Ce dimanche 8 novembre, pendant que les Nigerians couraient aux quatre coins de la pelouse de l'Estadio Sausalito de Vina Del Mar pour célébrer la conservation de leur titre de champion du monde, Boubacar Traoré semblait le plus dévasté par la tristesse qui s'était abattue sur le camp malien au coup de sifflet final.

L'attaquant des Aiglons est resté un long moment face contre terre, avant d'être relevé par Baye Ba, le sélectionneur des champions d'Afrique. "Il m'a juste réconforté, il m'a dit 'ça va, ça va'", confie pudiquement le joueur à FIFA.com à la sortie des vestiaires, les yeux encore rougis par les larmes.

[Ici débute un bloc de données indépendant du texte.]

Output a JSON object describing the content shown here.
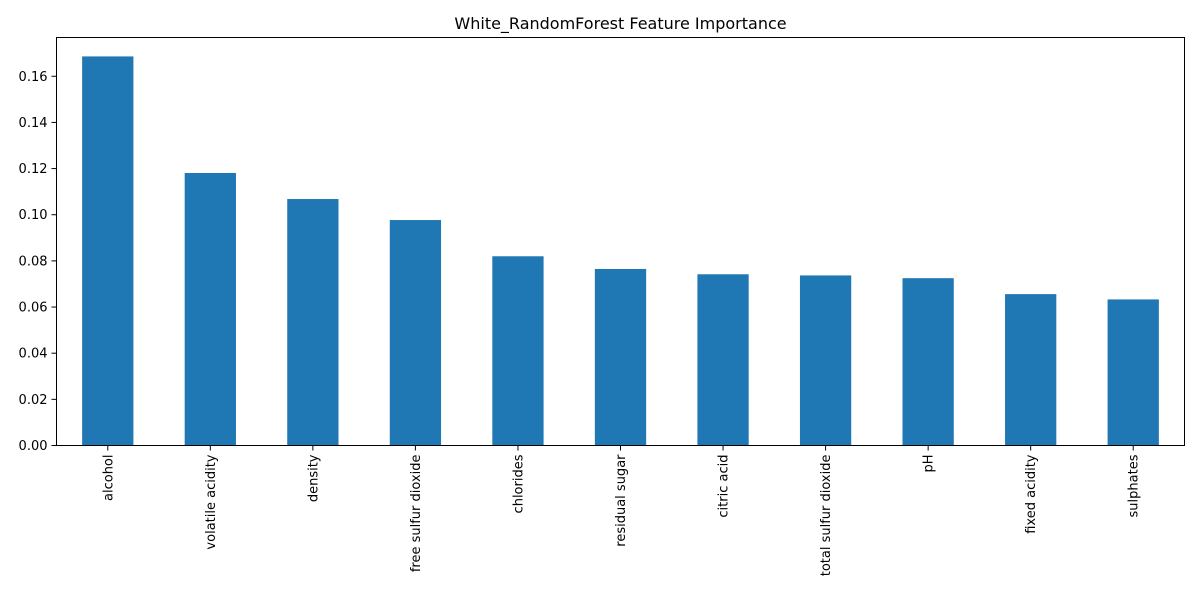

Et sa déception n'est pas uniquement celle d'un buteur resté muet face à l'intraitable défense des Golden Eaglets. C'est aussi celle d'un jeune homme qui a vu voler en éclat le rêve de tout un pays. "Nous voulions gagner. Nous voulions rapporter la coupe chez nous. Je suis désolé pour le Mali", lâche-t-il, une boule dans la gorge, en regardant ses coéquipiers s'engouffrer silencieusement vers la sortie.

Retour triomphal
Bien que champion d'Afrique, le Mali est arrivé au Chili avec le besoin de jauger ses ambitions sur la scène mondiale. Et celles-ci n'ont pas tardé à prendre de l'ampleur. "Il s'était passé quelque chose quand nous avions battu le Honduras 3:0 en phase de groupes", confie le jeune homme. "Nous nous étions alors dit que nous pouvions aller en finale. Nous avons beaucoup travaillé pour arriver ici, mais les Nigérians ont cassé notre rêve. Nous voulions cette coupe."

Même si les Nigérians n'ont terminé que quatrièmes des qualifications africaines, ils ont démontré lors cette finale qu'ils restaient les patrons sur la scène mondiale. "Ils ont juste été meilleurs que nous, c'est tout. Ils nous ont empêchés de pratiquer notre jeu", reconnaît Traoré, qui confie également avoir été "impressionné" par Kelechi Nwakali, élu Ballon d'Or adidas du tournoi.

Malgré sa peine, celui qui a marqué deux buts et délivré une passe décisive sur l'ensemble de la compétition essaie de voir au delà de sa déception : "J'ai appris beaucoup de choses ici, avec mon entraîneurs, mes amis et coéquipiers, mais aussi face à mes adversaires. Je veux travailler pour jouer avec les juniors (U-20), et ensuite aussi avec les séniors."

Il sait aussi que le retour au Mali sera malgré tout une fête. "Les gens nous connaissent au pays depuis que nous avons gagné la Coupe d'Afrique. Nous allons retourner au pays demain et nous serons accueillis comme des héros parce que c'est la première fois que le Mali atteint une finale de Coupe du Monde. C'est un signe très encourageant pour l'avenir", conclut-il.